When Apple announced the iPhone in 2007, they presented it as a device that did three things: made calls, played music and video, and browsed the web. When I saw the announcement, I knew that day that I had to have one when it was released.
That wasn’t because I was an Apple geek (although I certainly was). It was because I immediately knew what it did and what it would do for me. It would do what I’d tried to do with a PocketPC for a couple years—put the web, my contacts and calendar in my pocket, wherever I am—and combine my phone and iPod into a single device that is superior to them at their intended function. I knew it because that’s how Apple presented it. They presented it as a device that did those three things.
They could have presented it as a technological marvel, a device that combines a high-resolution multitouch screen, fast mobile processor, cell and WiFi radios, and proximity, ambient light and accelerometer sensors into a handheld device with desktop-breed software and surprisingly-good battery life, a PC in your pocket. But they didn’t; rather, they presented it in terms of what it did for users and what they would find useful about it.
This isn’t important just for presenting the iPhone, however; of course, doing so made it immediately intelligible to me and many others, even those for whom the technology underneath it is closer to magic than science. They presented it from the user’s perspective, rather than from the creator’s, and showed what role it could play in our own lives, rather than make the viewer do that translation on their own. That’s an important lesson for how to market a product, but I think what’s even more important is that this focus on what it does for the user didn’t start at Apple when they began creating the presentation to introduce the iPhone—it began all the way at the beginning of the project itself. They envisioned and designed the product as a user, rather than as a designer or engineer.
What this means is starting with a problem or unfulfilled need that people have, something that, if it were improved, would make people’s lives better in some way. Then, you must understand precisely what that problem is, what the person really wants, and what the underlying causes of it are. Only then will you start designing a product or service. By doing so, the entire product creation process—from generating ideas (“ideation,” a word I loathe) to packaging and delivering it to customers—is within the context of solving a concrete problem. Every design and engineering decision made happens within it, and there is a built-in decision process for whether to add or remove something, and metric for how well each part succeeds: does it better solve the problem for the user?
This goes beyond “empathizing” with users.1 Instead, it means thinking as a user, from beginning to end, and using that perspective to decide what you should or shouldn’t do, and what your product or service should or shouldn’t be.

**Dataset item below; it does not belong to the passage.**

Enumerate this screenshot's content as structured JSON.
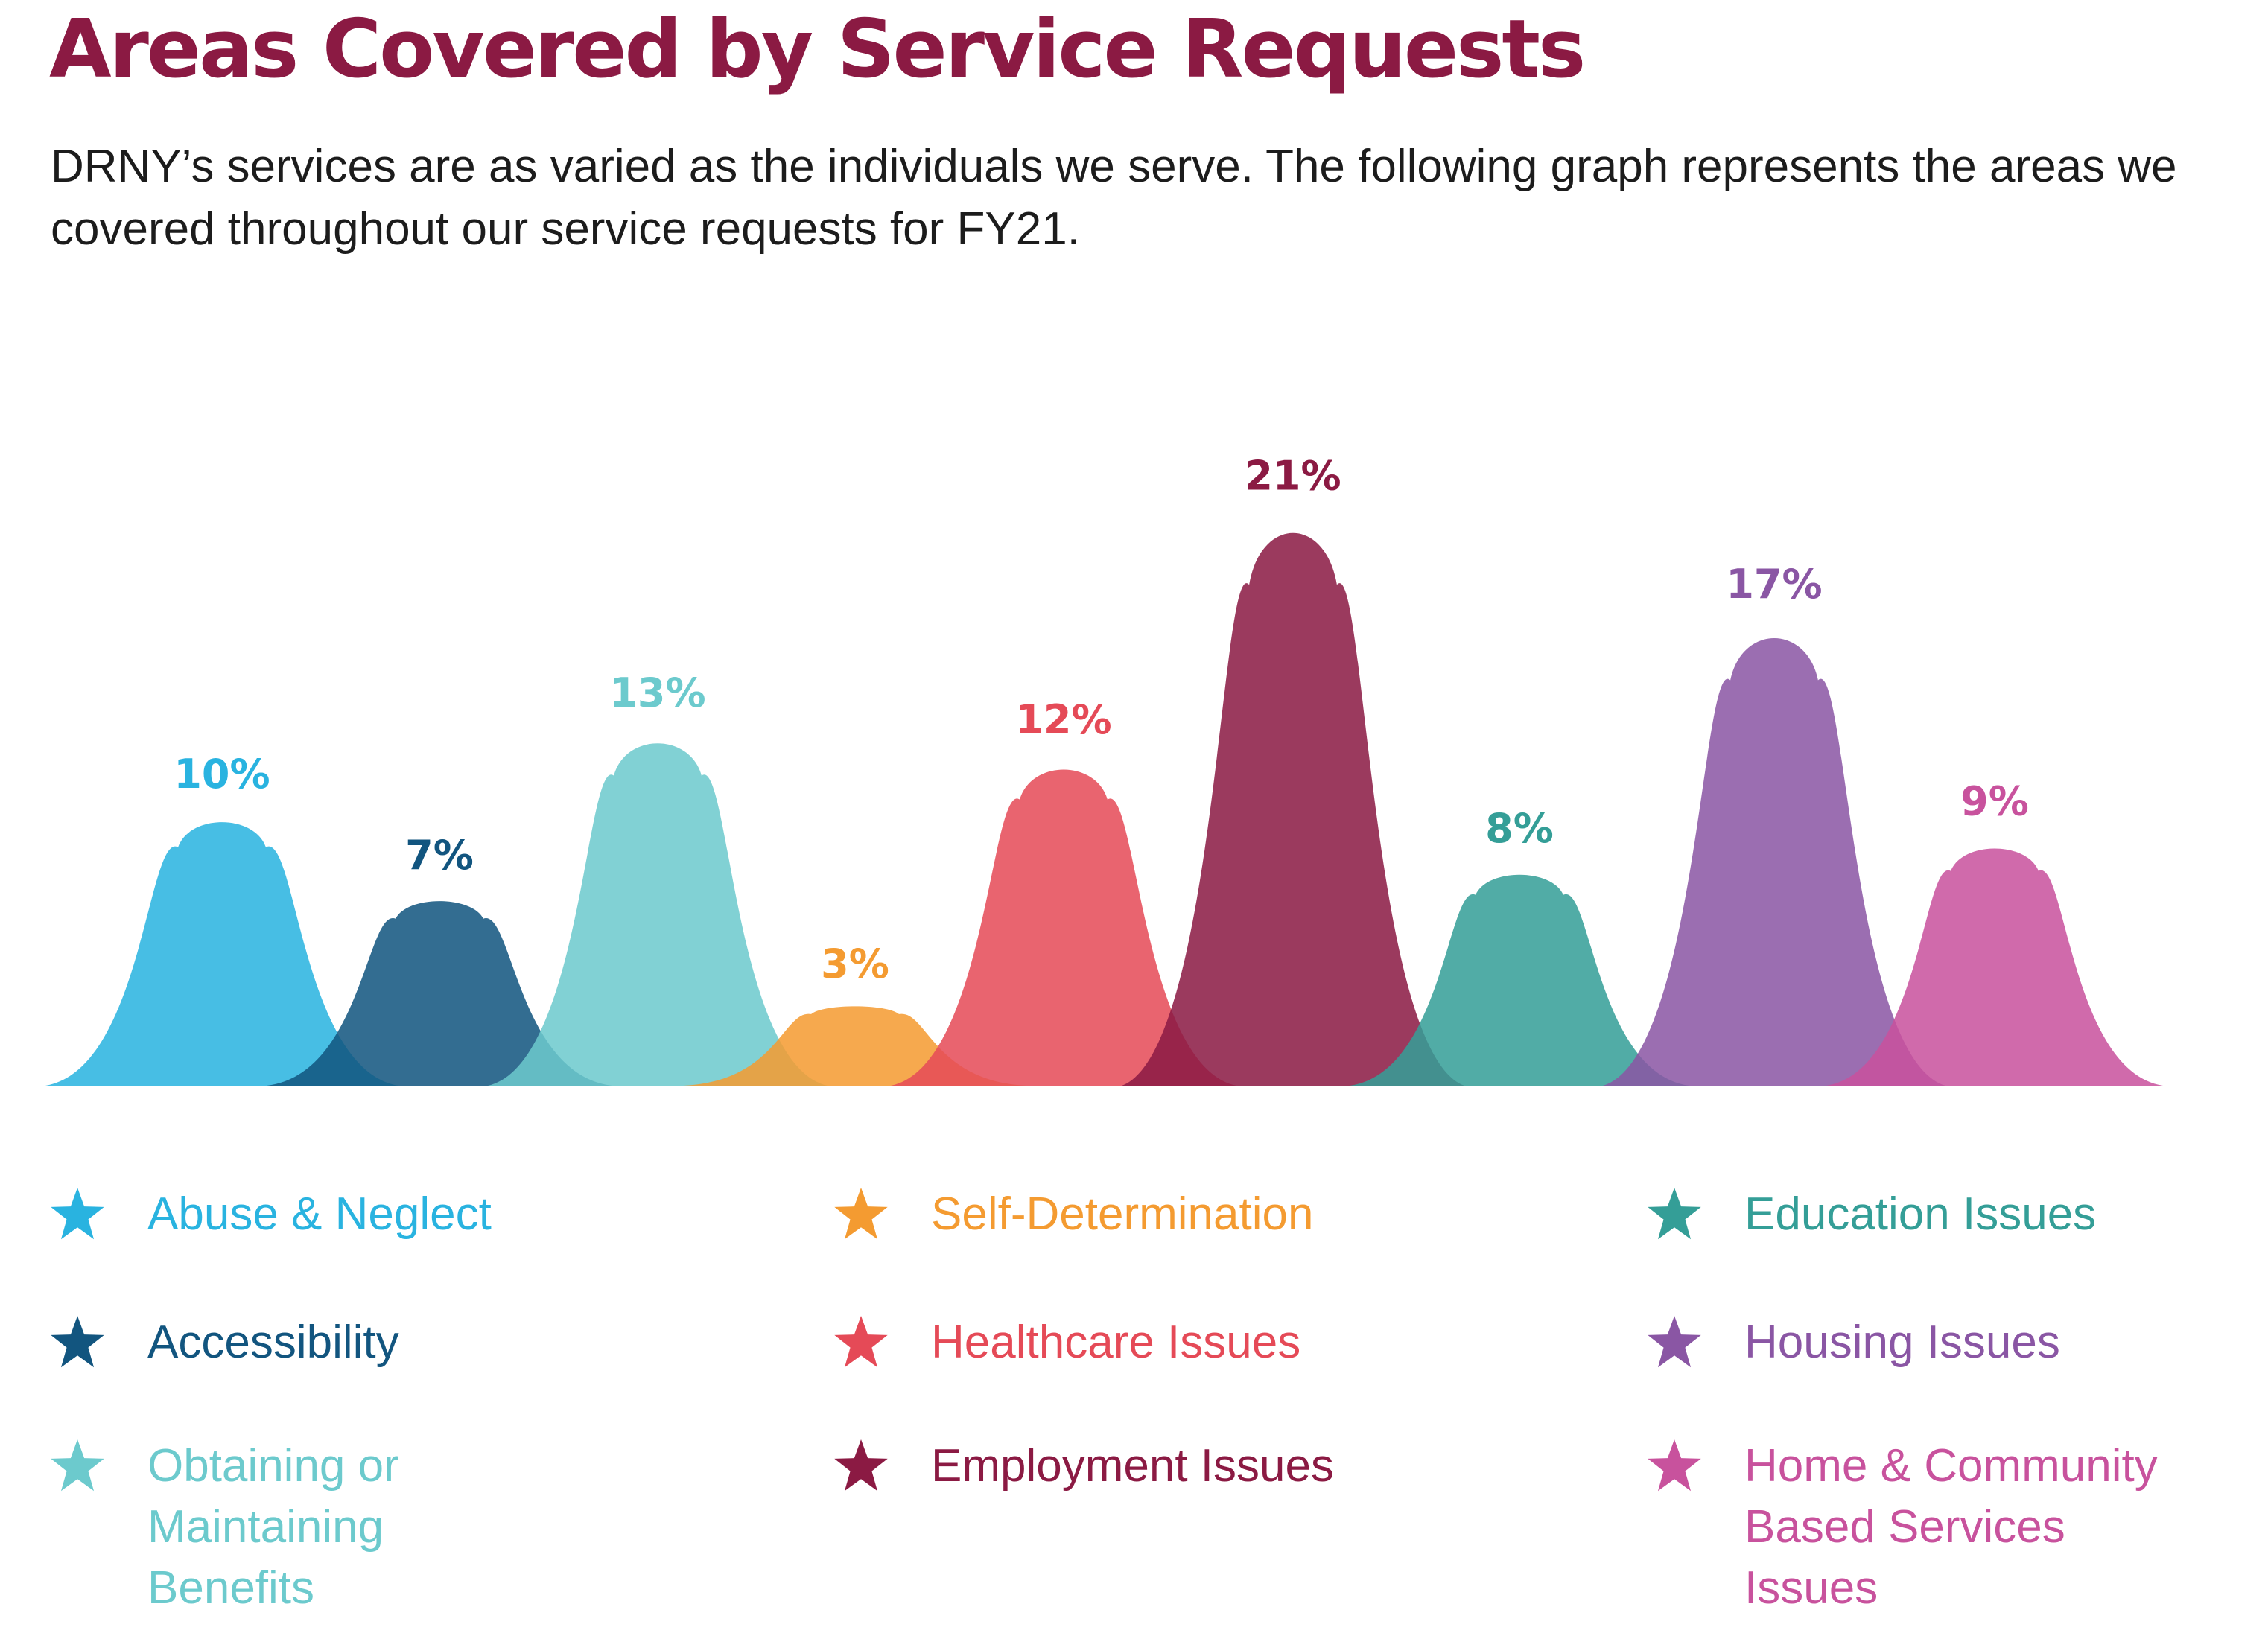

Apple does this better than any other company, and that’s the case in part because they are ruthlessly focused on it. One of Jobs’s more well-known sayings is that he is as proud of the products they didn’t ship as the ones they have shipped. This line is held up as a reminder that to do great work, companies must focus. But focus on what? This provides us with an answer: focus on what will do the most good for users. All decisions flow from that.